Many people asked me why I opted not to have a D&C. Wouldn’t it be easier just to end the process? For some, yes that would be true. I know myself, and I knew I needed the physical side of it to truly grieve, unless I medically needed a D&C. Despite the mental and physical trial I faced, I am glad my body did what was needed.
That Friday, I headed in for more bloodwork and an ultrasound that confirmed the miscarriage was nearly complete. My doctor prescribed me Cytotec to help finish the process. That evening, I watched Moana with my kids, eating pizza and laughing at the songs. Oh, how my heart needed that joy in the midst of sorrow.
Over the next few weeks, the bleeding slowed, and life slowly picked up its normal pace. Yet, our lives will never be the same. At the time of my miscarriage, I was over 11 weeks pregnant. I yearn for the child I should feel kicking at this moment. We should’ve known the gender at this point, as I would be over 16 weeks. While the tears have subsided, multiple times a day I think of what should be.

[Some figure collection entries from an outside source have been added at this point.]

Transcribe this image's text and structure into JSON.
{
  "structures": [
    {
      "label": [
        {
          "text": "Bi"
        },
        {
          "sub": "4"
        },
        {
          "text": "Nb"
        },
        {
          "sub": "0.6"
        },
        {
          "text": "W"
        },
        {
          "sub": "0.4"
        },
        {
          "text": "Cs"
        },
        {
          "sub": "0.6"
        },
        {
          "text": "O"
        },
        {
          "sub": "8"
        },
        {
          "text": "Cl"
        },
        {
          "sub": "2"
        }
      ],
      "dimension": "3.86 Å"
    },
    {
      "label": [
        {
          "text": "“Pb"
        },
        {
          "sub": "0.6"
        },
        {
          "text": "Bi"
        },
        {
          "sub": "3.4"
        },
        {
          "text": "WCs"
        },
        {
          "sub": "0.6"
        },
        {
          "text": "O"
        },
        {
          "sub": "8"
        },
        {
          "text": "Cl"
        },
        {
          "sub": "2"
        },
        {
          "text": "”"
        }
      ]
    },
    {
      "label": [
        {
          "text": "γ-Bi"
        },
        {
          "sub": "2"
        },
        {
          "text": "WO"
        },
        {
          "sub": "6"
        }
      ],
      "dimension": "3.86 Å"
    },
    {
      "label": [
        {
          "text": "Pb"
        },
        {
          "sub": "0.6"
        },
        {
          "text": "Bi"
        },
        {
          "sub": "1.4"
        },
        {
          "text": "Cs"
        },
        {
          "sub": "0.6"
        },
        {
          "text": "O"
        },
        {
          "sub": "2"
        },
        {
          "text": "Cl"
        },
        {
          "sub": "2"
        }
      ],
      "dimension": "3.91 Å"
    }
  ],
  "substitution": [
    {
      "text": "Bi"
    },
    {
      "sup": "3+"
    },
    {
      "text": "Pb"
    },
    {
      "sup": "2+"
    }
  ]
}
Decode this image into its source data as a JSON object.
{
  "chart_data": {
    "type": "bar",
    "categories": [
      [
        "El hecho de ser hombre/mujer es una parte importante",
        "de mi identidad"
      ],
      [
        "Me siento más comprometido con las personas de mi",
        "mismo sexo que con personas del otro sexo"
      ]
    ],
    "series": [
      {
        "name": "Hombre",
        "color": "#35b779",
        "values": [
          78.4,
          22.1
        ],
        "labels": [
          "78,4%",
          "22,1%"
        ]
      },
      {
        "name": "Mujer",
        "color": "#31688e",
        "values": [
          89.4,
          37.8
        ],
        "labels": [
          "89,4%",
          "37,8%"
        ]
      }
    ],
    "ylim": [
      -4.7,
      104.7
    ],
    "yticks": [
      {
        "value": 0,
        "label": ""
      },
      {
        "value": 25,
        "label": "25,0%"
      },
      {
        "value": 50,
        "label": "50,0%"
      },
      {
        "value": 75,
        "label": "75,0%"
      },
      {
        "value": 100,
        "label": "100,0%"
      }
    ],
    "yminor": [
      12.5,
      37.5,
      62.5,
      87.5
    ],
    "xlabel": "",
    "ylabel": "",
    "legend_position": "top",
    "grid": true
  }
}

Now, a month after the miscarriage, I knew I had to write. Maybe you skimmed this or read it straight through. If I am totally honest, the sharing is more for myself than anything else, a type of closure. Part of the reason I chose to name this blog is because our family was growing to grow and expand. Now, it takes on a new meaning as the pain portion is very more clear.
Tonight, as Andrew and I read through James 1, a particular verse caught my eye:
17: Every good and perfect gift is from above, coming from down from the Father of the heavenly lights, who does not change like shifting shadows.
Our child, yet only here for a short period, was a true gift for our family. We don’t know the future of our family, but we do know that God is faithful and loving. Our trust is in Him fully during this period of time. I have cried more tears than I knew was possible, yet spring brings hope for the beautiful future ahead.
It felt wrong to start writing again, with no mention of our life in last two months. Now, we can move forward, because I have plenty of goodies in store.